HMC is also working with University of Purdue in West Lafayette, Indiana regarding skin transplantations for patients with vitiligo. Vitiligo can be treated with surgical approaches, like skin or cellular grafts. The idea is that the top skin layer of the white spots is removed, and healthy pigment cells (melanocytes) from another part of the body are transplanted there. After a few months, the transplanted melanocytes start working to make pigment, which deposits in the surrounding skin and the white spots disappear, explained Professor Steinhoff.

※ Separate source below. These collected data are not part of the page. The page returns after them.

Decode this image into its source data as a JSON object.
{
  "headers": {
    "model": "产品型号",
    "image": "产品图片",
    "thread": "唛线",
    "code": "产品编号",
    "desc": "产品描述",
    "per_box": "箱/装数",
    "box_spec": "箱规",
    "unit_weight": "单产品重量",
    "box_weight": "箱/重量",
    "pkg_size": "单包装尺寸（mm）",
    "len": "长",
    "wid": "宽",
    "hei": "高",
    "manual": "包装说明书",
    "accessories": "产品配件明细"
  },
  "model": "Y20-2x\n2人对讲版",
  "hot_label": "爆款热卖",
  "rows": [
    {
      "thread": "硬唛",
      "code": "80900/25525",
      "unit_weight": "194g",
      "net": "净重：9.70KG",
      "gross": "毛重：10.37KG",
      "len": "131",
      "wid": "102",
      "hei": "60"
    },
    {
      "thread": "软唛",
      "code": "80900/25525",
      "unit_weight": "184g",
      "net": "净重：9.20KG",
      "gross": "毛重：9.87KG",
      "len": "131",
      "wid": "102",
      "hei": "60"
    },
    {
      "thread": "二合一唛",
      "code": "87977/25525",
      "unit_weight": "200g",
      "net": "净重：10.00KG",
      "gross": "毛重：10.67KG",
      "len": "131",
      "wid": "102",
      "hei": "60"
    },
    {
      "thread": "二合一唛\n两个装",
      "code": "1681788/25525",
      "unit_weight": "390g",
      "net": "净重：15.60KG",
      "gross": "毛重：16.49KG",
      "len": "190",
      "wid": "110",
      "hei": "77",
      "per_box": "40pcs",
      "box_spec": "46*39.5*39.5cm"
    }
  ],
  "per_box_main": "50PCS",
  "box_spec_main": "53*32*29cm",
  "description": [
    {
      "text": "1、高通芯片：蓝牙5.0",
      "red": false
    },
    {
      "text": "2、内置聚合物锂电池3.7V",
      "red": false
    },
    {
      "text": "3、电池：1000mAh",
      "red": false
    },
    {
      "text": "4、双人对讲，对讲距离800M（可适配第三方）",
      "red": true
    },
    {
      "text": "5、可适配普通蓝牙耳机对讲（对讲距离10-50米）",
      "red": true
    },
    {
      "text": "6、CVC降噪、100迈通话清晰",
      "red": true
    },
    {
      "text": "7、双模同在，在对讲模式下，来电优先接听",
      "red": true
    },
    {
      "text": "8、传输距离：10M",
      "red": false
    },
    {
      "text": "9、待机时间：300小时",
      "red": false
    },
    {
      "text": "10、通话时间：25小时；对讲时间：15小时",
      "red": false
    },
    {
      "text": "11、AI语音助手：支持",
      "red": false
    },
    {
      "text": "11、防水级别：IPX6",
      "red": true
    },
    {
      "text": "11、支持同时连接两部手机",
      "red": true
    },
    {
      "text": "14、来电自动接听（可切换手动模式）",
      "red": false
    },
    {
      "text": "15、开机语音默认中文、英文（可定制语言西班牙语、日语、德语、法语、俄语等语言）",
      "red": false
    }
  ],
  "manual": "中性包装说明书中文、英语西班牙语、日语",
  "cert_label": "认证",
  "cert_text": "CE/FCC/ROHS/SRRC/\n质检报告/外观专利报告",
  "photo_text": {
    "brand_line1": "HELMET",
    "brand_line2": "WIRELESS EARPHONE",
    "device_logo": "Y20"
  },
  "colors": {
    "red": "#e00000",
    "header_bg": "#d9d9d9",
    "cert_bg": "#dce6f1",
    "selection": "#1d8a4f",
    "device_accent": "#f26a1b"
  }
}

'This is one of the most successful methods and the success is about 60 to 80 % successful. We work together with a centre in University of Purdue and when the usual treatment is not successful then the patients can get a skin transplantation, he said.
However, Professor Steinhoff insisted that it is essential for patients with vitiligo to get early diagnosis and treatment for better results.
'Most times it becomes difficult to intervene, because often patients come to the clinic at the late stage of the disease. They come when the skin is already white and the immune system has killed the pigment cells and it makes the treatment difficult, he added.
Dermatology and Venereology Department at HMC currently runs 22 clinics including for many of skin conditions such as vitiligo, posraisis, eczema among others. These clinics situated at the Rumailah Hospital receive about 400 patients per day at and has one of the shortest waiting time at HMC.